Now, going on six years down the line, I don’t see a whole lot of change. Perhaps some of the attitude has mellowed, mainly because people are afraid of losing their jobs and not finding another. But customer service is still a problem, both internally and externally. People not treating paying customers well, and treating co-workers even worse. And it’s in just about every industry.
In some cases, it’s the workers that are the problem. For whatever reason, they’ve become jaded and refuse to improve. In that sense, nothing has changed since 2005.
But in many cases, I have to lay the blame on the emplyer and the culture created there. In the race to maximize profits by minimizing costs, many corporate cultures have tried to fit every job, every task into tightly defined procedural cubby holes. In the process, innovation is being thrown out the window, and morale slips.
Right now I’m reading Seth Godin’s “Linchpin: Are You Indispensable?“, and while I agree with pretty much everything I’ve read so far, there is one fact he repeats that just doesn’t ring true.

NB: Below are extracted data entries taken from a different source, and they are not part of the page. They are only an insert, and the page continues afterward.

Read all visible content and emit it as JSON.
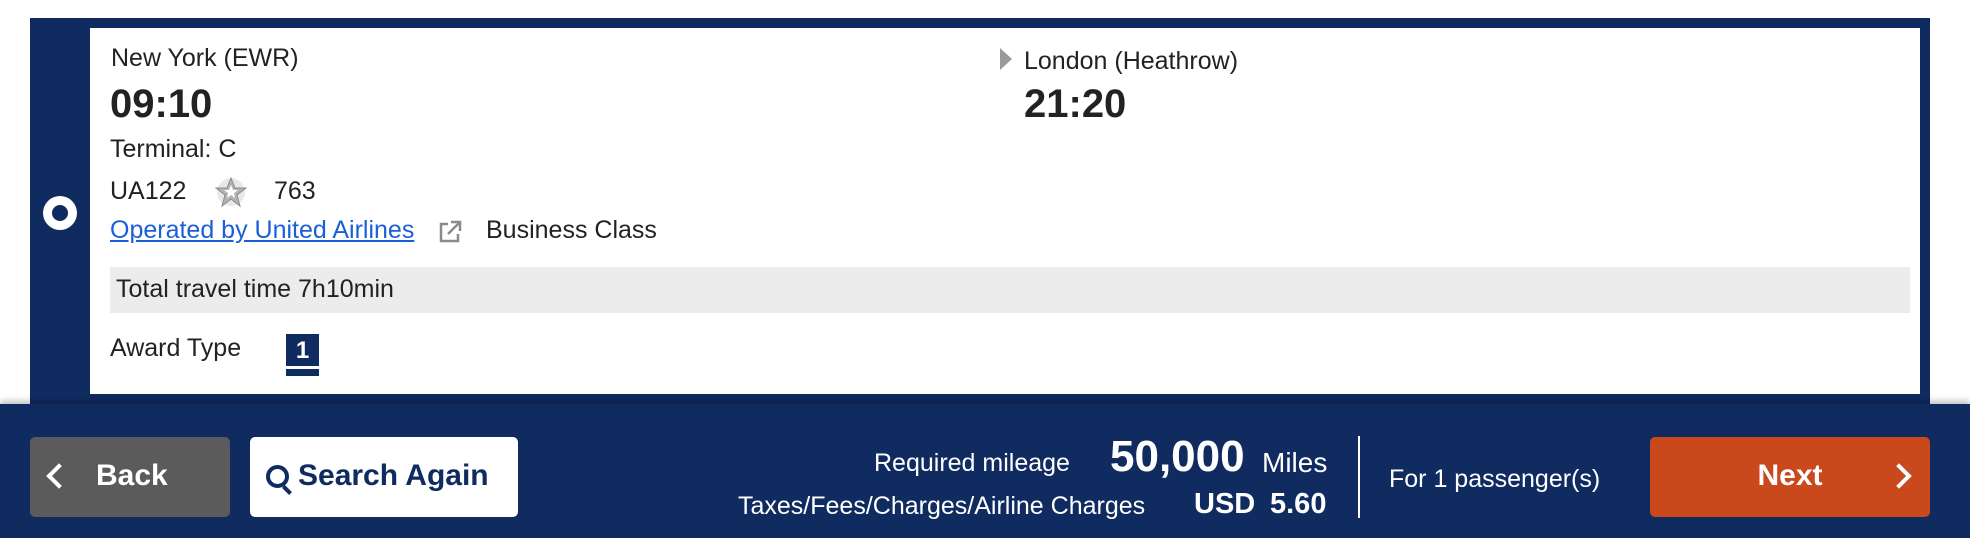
{
  "flight": {
    "origin_city": "New York (EWR)",
    "departure_time": "09:10",
    "destination_city": "London (Heathrow)",
    "arrival_time": "21:20",
    "terminal": "Terminal: C",
    "flight_number": "UA122",
    "aircraft": "763",
    "operated_by": "Operated by United Airlines",
    "cabin_class": "Business Class",
    "total_travel_time": "Total travel time 7h10min",
    "award_type_label": "Award Type",
    "award_type_value": "1"
  },
  "footer": {
    "back_label": "Back",
    "search_again_label": "Search Again",
    "required_mileage_label": "Required mileage",
    "mileage_value": "50,000",
    "mileage_unit": "Miles",
    "taxes_label": "Taxes/Fees/Charges/Airline Charges",
    "currency": "USD",
    "taxes_value": "5.60",
    "passengers": "For 1 passenger(s)",
    "next_label": "Next"
  },
  "icons": {
    "radio": "radio-button-icon",
    "arrow": "arrow-right-icon",
    "alliance": "star-alliance-icon",
    "external": "external-link-icon",
    "back": "chevron-left-icon",
    "search": "search-icon",
    "next": "chevron-right-icon"
  },
  "colors": {
    "navy": "#102b60",
    "next_orange": "#c9481c",
    "back_gray": "#5b5b5b",
    "link_blue": "#1a5fd8",
    "travel_bar_gray": "#ececec"
  }
}
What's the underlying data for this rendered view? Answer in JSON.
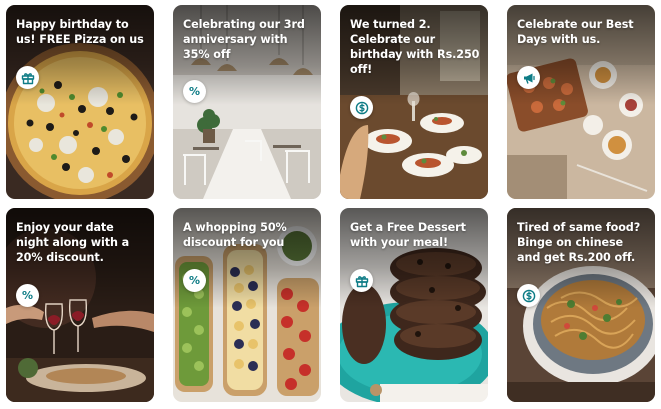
{
  "theme": {
    "accent": "#0e7c86"
  },
  "cards": [
    {
      "title": "Happy birthday to us! FREE Pizza on us",
      "icon": "gift-icon",
      "glyph": ""
    },
    {
      "title": "Celebrating our 3rd anniversary with 35% off",
      "icon": "percent-icon",
      "glyph": "%"
    },
    {
      "title": "We turned 2. Celebrate our birthday with Rs.250 off!",
      "icon": "dollar-coin-icon",
      "glyph": ""
    },
    {
      "title": "Celebrate our Best Days with us.",
      "icon": "megaphone-icon",
      "glyph": ""
    },
    {
      "title": "Enjoy your date night along with a 20% discount.",
      "icon": "percent-icon",
      "glyph": "%"
    },
    {
      "title": "A whopping 50% discount for you",
      "icon": "percent-icon",
      "glyph": "%"
    },
    {
      "title": "Get a Free Dessert with your meal!",
      "icon": "gift-icon",
      "glyph": ""
    },
    {
      "title": "Tired of same food? Binge on chinese and get Rs.200 off.",
      "icon": "dollar-coin-icon",
      "glyph": ""
    }
  ]
}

The basic premise of the book is that in today’s market, the only way to really protect yourself from being replaced with someone cheaper/younger/less experienced is to make yourself as irreplaceable as possible. So far, I’m with him. But then he goes onto say that if you make yourself virtually irreplaceable, and your current employer doesn’t recognize that, there are plenty of other employers that want you.
Insert sound of tires skidding on pavement.
This is where the whole thing breaks down for me, because it relies on one thing: Employers recognizing the value of an employee farther down the chain. While your immediate supervisor, and even their supervisor may recognize your work, if the company structure isn’t set up to take advantage of that, or as I’ve seen in some cases, stifles that creativity, you actually may get punished for trying to take those extra steps. At the minimum, you’ll be fighting to get things done through others who have hit that wall enough times that they just aren’t willing to bang their head against it again.
That reality is what can often kill the work ethic of even the best workers. And my experience is that there are far more of the companies that are focused on bottom line rather than creativity. Of course, it’s a “Catch-22″. If they release their workers to innovate, they actually will improve their bottom line with better products and services. But that’s not how the corporate structure is built. I’ve seen this in multi-billion dollars organizations and small Mom & Pop businesses.
I understand it. When the economy is as tough as it is now, companies are doing what they need to do to stay afloat. But that leads to a mentality of trying to to throw stuff overboard rather than right the ship. There’s only so much you can cut before you start hurting quality.
But that’s what’s happening. As to Godin’s belief that there are plenty of companies out there that want the innovators? I think there are plenty that think they do. But how many actually have a corporate climate that encourages it? Very few.
So, I think that “work ethic” is still failing. I think there are still far too many who take what they have for granted, and expect even more. But more and more, I think many employers have created a climate that encourages that feeling, rather than empower, encourage and excite their employees.